It's a cruel and unusual punishment for any Monday morning, having to listen to Tony Blair on BBC Radio 4's Today programme. Why the programme's editors chose to interview the former prime minister on the controversy over the anti-Islamic film that has triggered demonstrations throughout much of the world is beyond me. The man who has done more than most to contribute to anti-western feeling among Muslims in the Middle East and Asia is called upon to tell us why Muslims shouldn't be angry about anything.
So while Blair dismissed the film as "laughable", he claimed that those who reacted against it by demonstrating were "very dangerous and wrong". He seems to think that the film can be judged by the standards of the Cannes film festival and, once found wanting, can be dismissed by all right-minded people.
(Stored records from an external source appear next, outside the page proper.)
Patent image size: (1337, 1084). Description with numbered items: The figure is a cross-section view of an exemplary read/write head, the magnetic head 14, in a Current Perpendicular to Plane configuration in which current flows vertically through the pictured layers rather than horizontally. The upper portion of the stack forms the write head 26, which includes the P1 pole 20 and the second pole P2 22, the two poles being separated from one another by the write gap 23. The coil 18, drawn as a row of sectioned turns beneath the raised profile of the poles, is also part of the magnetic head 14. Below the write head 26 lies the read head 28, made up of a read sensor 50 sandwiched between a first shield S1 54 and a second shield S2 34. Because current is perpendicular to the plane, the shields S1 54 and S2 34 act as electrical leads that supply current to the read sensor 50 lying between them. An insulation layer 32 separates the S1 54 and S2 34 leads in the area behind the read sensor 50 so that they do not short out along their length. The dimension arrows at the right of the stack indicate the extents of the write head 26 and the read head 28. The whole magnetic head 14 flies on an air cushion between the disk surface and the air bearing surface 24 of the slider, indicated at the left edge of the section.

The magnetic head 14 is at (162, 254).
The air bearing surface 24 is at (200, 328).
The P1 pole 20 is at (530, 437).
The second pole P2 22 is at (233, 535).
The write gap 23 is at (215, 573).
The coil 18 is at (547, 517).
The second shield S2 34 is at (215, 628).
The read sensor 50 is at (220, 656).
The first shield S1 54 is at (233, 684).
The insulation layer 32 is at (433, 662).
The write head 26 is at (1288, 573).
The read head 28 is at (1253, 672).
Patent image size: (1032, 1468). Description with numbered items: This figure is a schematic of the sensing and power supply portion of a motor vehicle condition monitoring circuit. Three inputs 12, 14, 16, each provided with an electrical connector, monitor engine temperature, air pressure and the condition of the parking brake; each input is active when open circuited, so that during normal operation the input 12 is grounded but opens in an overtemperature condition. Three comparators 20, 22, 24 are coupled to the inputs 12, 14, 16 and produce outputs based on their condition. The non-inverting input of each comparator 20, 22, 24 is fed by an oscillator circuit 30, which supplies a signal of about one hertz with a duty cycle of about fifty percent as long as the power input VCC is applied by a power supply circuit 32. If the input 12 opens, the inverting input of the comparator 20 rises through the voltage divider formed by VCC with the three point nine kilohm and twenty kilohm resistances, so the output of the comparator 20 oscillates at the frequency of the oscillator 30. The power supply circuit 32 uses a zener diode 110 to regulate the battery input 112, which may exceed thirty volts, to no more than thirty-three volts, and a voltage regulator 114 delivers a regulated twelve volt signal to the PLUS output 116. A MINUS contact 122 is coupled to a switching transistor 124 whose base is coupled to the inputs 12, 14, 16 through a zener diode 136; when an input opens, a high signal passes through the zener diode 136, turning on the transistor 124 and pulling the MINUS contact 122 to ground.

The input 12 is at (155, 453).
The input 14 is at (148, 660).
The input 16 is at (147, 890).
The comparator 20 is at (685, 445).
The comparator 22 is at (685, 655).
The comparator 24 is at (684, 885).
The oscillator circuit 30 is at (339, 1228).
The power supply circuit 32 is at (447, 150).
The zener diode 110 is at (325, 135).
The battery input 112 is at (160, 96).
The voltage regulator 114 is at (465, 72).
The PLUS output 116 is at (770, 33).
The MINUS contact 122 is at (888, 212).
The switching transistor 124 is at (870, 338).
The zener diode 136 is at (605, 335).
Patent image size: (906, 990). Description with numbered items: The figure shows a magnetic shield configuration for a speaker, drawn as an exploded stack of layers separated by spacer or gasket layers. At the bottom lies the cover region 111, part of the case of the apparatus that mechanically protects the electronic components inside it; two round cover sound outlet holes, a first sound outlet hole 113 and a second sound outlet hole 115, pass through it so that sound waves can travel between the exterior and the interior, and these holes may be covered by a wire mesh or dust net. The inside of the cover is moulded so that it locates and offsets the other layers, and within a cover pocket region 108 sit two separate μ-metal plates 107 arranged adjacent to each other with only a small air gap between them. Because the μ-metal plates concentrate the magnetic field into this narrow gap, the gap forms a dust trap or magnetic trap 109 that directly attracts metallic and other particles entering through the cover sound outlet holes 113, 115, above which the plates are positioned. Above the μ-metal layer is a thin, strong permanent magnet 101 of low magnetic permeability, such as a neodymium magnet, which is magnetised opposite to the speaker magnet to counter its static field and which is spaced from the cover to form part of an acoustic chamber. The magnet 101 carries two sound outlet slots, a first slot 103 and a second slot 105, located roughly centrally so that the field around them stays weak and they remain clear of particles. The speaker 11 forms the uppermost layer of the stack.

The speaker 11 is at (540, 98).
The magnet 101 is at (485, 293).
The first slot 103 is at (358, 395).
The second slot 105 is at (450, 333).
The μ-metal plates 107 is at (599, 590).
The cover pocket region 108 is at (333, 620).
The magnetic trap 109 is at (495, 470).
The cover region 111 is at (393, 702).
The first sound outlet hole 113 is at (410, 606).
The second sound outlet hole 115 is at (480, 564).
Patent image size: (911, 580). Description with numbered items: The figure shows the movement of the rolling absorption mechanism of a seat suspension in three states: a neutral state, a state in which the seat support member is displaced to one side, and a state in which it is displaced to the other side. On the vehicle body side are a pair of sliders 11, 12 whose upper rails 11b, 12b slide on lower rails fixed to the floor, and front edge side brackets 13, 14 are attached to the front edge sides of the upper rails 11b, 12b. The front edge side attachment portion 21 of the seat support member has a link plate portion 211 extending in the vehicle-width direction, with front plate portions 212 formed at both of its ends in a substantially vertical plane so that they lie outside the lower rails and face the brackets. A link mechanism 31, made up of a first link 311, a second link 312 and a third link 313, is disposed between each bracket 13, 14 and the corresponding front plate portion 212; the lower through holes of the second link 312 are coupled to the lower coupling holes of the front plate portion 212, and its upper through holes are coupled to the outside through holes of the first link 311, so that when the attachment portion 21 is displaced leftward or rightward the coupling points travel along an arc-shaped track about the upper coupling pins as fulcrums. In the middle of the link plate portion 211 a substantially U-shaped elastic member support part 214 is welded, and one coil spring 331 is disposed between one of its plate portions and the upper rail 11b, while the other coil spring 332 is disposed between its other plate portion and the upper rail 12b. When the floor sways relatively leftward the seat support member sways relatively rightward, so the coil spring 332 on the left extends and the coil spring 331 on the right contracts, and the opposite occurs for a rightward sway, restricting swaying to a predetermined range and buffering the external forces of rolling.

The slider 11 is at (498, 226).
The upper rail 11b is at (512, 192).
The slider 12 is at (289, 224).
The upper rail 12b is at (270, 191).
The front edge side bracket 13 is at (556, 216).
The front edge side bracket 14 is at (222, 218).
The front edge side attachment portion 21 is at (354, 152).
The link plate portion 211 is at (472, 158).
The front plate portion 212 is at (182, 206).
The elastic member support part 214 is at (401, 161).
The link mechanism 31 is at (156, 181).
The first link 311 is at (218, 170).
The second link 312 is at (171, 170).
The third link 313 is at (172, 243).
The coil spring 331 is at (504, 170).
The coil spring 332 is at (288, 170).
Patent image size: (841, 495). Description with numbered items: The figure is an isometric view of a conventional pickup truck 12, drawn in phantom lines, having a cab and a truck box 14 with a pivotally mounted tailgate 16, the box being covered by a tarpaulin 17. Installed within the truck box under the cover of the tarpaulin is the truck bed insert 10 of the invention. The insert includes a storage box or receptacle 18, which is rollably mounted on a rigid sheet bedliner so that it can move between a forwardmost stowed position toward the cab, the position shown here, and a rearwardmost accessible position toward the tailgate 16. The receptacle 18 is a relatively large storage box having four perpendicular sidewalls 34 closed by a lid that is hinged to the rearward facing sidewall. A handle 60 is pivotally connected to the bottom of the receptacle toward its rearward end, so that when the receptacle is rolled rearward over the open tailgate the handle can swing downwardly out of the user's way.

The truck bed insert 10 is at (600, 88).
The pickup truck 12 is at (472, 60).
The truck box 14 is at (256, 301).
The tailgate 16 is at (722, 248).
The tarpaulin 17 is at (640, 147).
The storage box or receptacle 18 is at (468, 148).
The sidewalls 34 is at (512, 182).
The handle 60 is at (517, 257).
Yet the objection to the film is not about its quality, but its intent of slandering and insulting Muslims across the world.
Why are Muslims so sensitive on this question? Maybe the answer comes not just from one crude and racist film, but from long years of hurt caused by wars in Afghanistan and Iraq, imprisonment without trial by western-backed dictators, extraordinary rendition and torture, the burning of the Qur'an by US troops in Afghanistan, and the air strikes, barely acknowledged in the west, which this weekend alone killed eight women and girls.
Eleven years of war and occupation have done, and are still doing, immense damage in the countries worst affected. A recent survey showed high levels of distrust of the US throughout the Arab world.